KORANIKATARUTOKIDOKI

子らに語る時々日記

ぐるり見渡し母の力に行き当たる


クルマで事務所に戻りつつ上方温泉一休に寄ってサウナで汗を流す。
夕方のニュース番組は小保方さん一色だ。
サウナに集うおじさんたちは皆が皆「べっぴんさん」びいき。
ちんちんぶらぶらニュースを注視し、小保方さんは陰謀ではめられたのだ気の毒にと、ちんちんぶらぶら気色ばむ。

ニュースから目が離せずいつもより長めにサウナに入ることになった。
全身の孔という孔すみずみまで清浄され爽快になった一方、小保方さんについては結局何が何やらますますもって分からない。


日差し強い一日であった。
運転しているだけで汗ばむ陽気。
かといって冷房入れると今度は寒い。
窓を開ければ花粉が怒涛で舞い込む。

サウナでさっぱりし、夕刻の風に吹かれ事務所に戻る。
二男を塾で迎える夜10時まで明日の支度でもして時間をつぶす。

長男から電話が入る。
今年からスタートする講座の選抜試験に受かったという。
これで中2にして超本格的勉強の開始となる。
なんと頼もしい学校だろう。

部活にラグビーに勉強に、とことんやればいい。
世のため人のため、いつか役立つときが来るだろう。

月月火水木金金、我が家男衆の一週間は君たちの生前からこのように定まっているようである。
妻を娶るならこのリズムを意に介さず、亭主元気で留守がいいと高らか歌える女性でなければならないだろう。
要は、あまり考えこまず、陽気でタフな女性がいいわけだけれど、だからといって、頭がパーだったり、根がヤンキーな人だと、消耗戦強いられることになるのでその加減には注意しなければならない。


今から32年前の春休み、小6となる私は阪神受験研究会の公開テストを受け、七百何十人中、715番であった。
ビリみたいな成績だったのに入塾かない、当初はちんぷんかんぷんな沈鬱な時間を過ごし、やがては要領掴んで何とか浮上することができた。
拘束の長い猛烈な塾であったが、それでも一日最長9時間くらいだったのではないだろうか。

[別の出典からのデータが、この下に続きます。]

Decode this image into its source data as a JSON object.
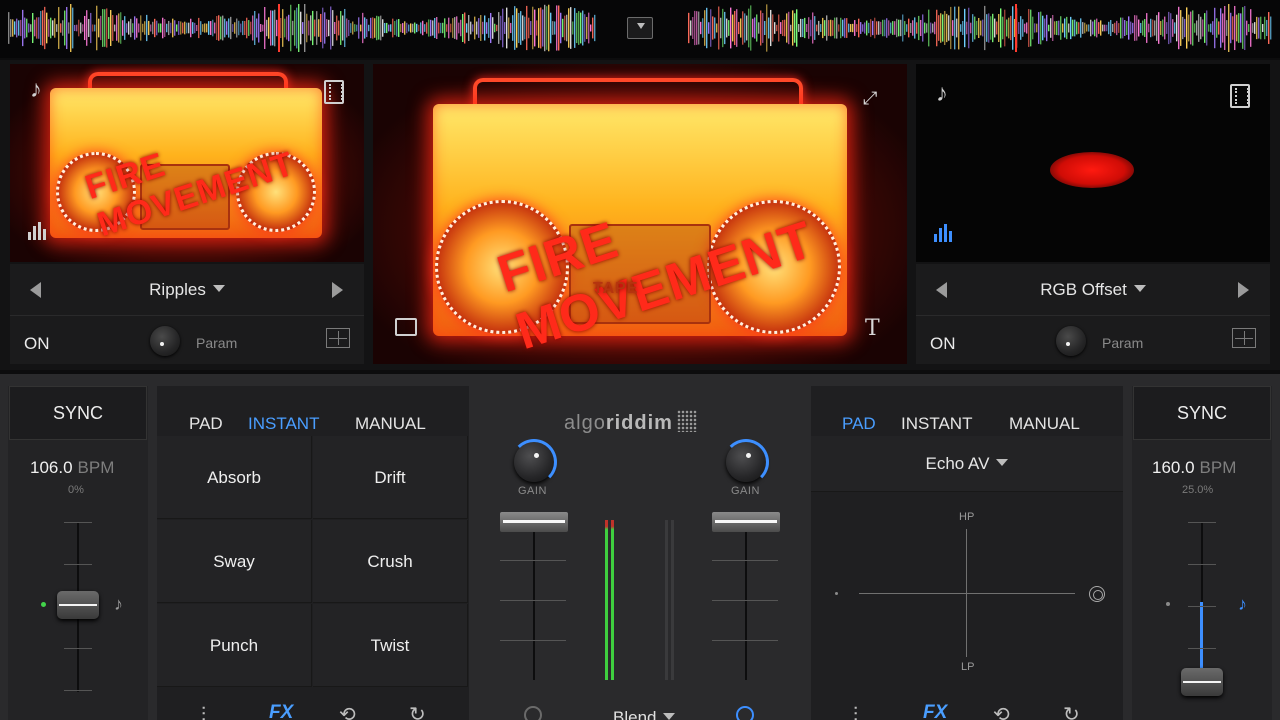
{
  "colors": {
    "accent_blue": "#4a9eff",
    "deck_bg": "#1f1f21",
    "vu_green": "#3fcf3f"
  },
  "left_deck": {
    "fx_name": "Ripples",
    "on_label": "ON",
    "param_label": "Param",
    "sync_label": "SYNC",
    "bpm_value": "106.0",
    "bpm_unit": "BPM",
    "pitch_percent": "0%",
    "pitch_level": 0.0,
    "pad_modes": [
      "PAD",
      "INSTANT",
      "MANUAL"
    ],
    "active_mode": "INSTANT",
    "pads": [
      "Absorb",
      "Drift",
      "Sway",
      "Crush",
      "Punch",
      "Twist"
    ],
    "icons": [
      "music-note-icon",
      "film-icon",
      "equalizer-icon",
      "grid-icon"
    ]
  },
  "right_deck": {
    "fx_name": "RGB Offset",
    "on_label": "ON",
    "param_label": "Param",
    "sync_label": "SYNC",
    "bpm_value": "160.0",
    "bpm_unit": "BPM",
    "pitch_percent": "25.0%",
    "pad_modes": [
      "PAD",
      "INSTANT",
      "MANUAL"
    ],
    "active_mode": "PAD",
    "audio_fx_name": "Echo AV",
    "xy_top_label": "HP",
    "xy_bottom_label": "LP"
  },
  "mixer": {
    "brand_prefix": "algo",
    "brand_suffix": "riddim",
    "gain_label_left": "GAIN",
    "gain_label_right": "GAIN",
    "crossfader_mode": "Blend"
  },
  "main_preview": {
    "boombox_text": "FIRE MOVEMENT",
    "deck_text": "TAPE"
  }
}
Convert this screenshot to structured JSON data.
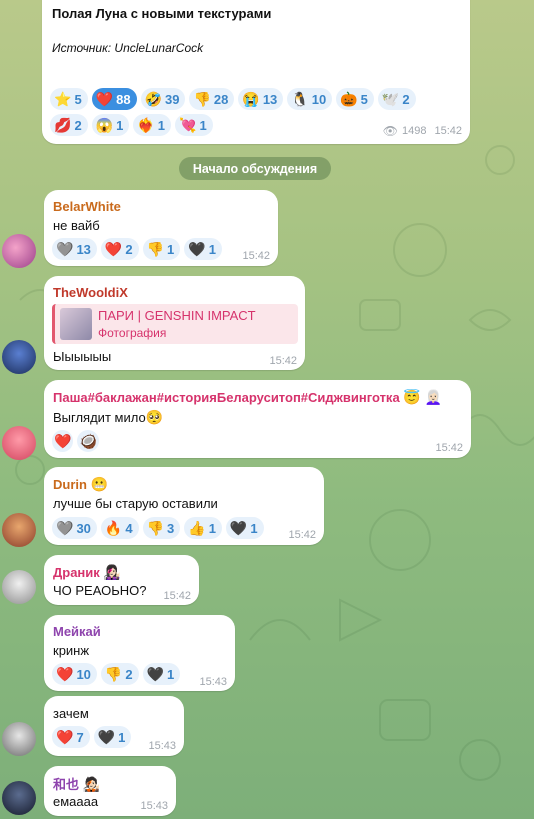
{
  "post": {
    "title": "Полая Луна с новыми текстурами",
    "source": "Источник: UncleLunarCock",
    "views": "1498",
    "time": "15:42",
    "reactions": [
      {
        "emoji": "⭐",
        "count": "5"
      },
      {
        "emoji": "❤️",
        "count": "88"
      },
      {
        "emoji": "🤣",
        "count": "39"
      },
      {
        "emoji": "👎",
        "count": "28"
      },
      {
        "emoji": "😭",
        "count": "13"
      },
      {
        "emoji": "🐧",
        "count": "10"
      },
      {
        "emoji": "🎃",
        "count": "5"
      },
      {
        "emoji": "🕊️",
        "count": "2"
      },
      {
        "emoji": "💋",
        "count": "2"
      },
      {
        "emoji": "😱",
        "count": "1"
      },
      {
        "emoji": "❤️‍🔥",
        "count": "1"
      },
      {
        "emoji": "💘",
        "count": "1"
      }
    ]
  },
  "divider": {
    "label": "Начало обсуждения"
  },
  "messages": [
    {
      "author": "BelarWhite",
      "author_color": "#c96a1c",
      "text": "не вайб",
      "time": "15:42",
      "reactions": [
        {
          "emoji": "🩶",
          "count": "13"
        },
        {
          "emoji": "❤️",
          "count": "2"
        },
        {
          "emoji": "👎",
          "count": "1"
        },
        {
          "emoji": "🖤",
          "count": "1"
        }
      ]
    },
    {
      "author": "TheWooldiX",
      "author_color": "#c0392b",
      "reply": {
        "title": "ПАРИ | GENSHIN IMPACT",
        "subtitle": "Фотография"
      },
      "text": "Ыыыыыы",
      "time": "15:42"
    },
    {
      "author": "Паша#баклажан#историяБеларуситоп#Сиджвинготка",
      "author_emoji": "😇 👩🏻‍🦳",
      "author_color": "#d6336c",
      "text": "Выглядит мило",
      "text_emoji": "🥺",
      "time": "15:42",
      "reactions": [
        {
          "emoji": "❤️",
          "count": ""
        },
        {
          "emoji": "🥥",
          "count": ""
        }
      ]
    },
    {
      "author": "Durin",
      "author_emoji": "😬",
      "author_color": "#c96a1c",
      "text": "лучше бы старую оставили",
      "time": "15:42",
      "reactions": [
        {
          "emoji": "🩶",
          "count": "30"
        },
        {
          "emoji": "🔥",
          "count": "4"
        },
        {
          "emoji": "👎",
          "count": "3"
        },
        {
          "emoji": "👍",
          "count": "1"
        },
        {
          "emoji": "🖤",
          "count": "1"
        }
      ]
    },
    {
      "author": "Драник",
      "author_emoji": "👩🏻‍🎤",
      "author_color": "#d6336c",
      "text": "ЧО РЕАОЬНО?",
      "time": "15:42"
    },
    {
      "author": "Мейкай",
      "author_color": "#8e44ad",
      "text": "кринж",
      "time": "15:43",
      "reactions": [
        {
          "emoji": "❤️",
          "count": "10"
        },
        {
          "emoji": "👎",
          "count": "2"
        },
        {
          "emoji": "🖤",
          "count": "1"
        }
      ]
    },
    {
      "text": "зачем",
      "time": "15:43",
      "reactions": [
        {
          "emoji": "❤️",
          "count": "7"
        },
        {
          "emoji": "🖤",
          "count": "1"
        }
      ]
    },
    {
      "author": "和也",
      "author_emoji": "🧑🏻‍🎤",
      "author_color": "#8e44ad",
      "text": "емаааа",
      "time": "15:43"
    }
  ]
}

気がつけばいつの間にか自分の息子が長男は中2で二男は小6になった。
当時の私とは比較にならない域のハイレベルなハードワークを平気でこなし、アホ父をはるか凌駕する知的成熟を見せる。

これは一体何なのだろう。
遺伝と言うなら話が通らない。
子らははるかに私を超えている。

ぐるりと見渡して、いつもの通り、君たちのママに行き当たる。
君たちが、強くなること、元気になること、楽しくなること、君たちにすべて良いことを注ぎ込んできたのは、母親である。
私は何もしていない。
仕事に明け暮れていただけ。

忘れないよう記しておこう。
赤ん坊の頃から自転車に乗せプールに運び、ああ当時は今より貧乏だった、兄弟交互に送迎するため二往復し、フットサルでも週二回はクルマでピッチまで二往復し、世界の昆虫を見せに展示会に走り、科学館で星に触れさせ、食事作りはいっさい手を抜くことがなく、必ず夜は読み聞かせし一緒に寝、最近であればラグビーの送り迎え、塾の送迎も怠らず、常に最善のものを君たちにもたらしつづけてきた。
その上、私抜きでも海や山、日本の風光明媚に君たちを触れさせてきた。

これはもう、そのような母を選んで君たちがやってきた、ということなのであろう。


アクティビティでの特筆は芦屋ラグビーだろう。

良き方々に出会えることができ、子らが目に見えて成長した。
ちょっと感動するくらいの成長だ。

そして、成長は、目減りすることがない。
もらいっぱなしの丸儲けである。

子の成長に感慨もひとしおとなる。
いろいろな人からエネルギーもらって、ちょっとした挫折ですら丸呑み糧にしますますどんどんどこまでも現在進行形で男っぷりをあげていく。
こんなに興をそそる見ものはない。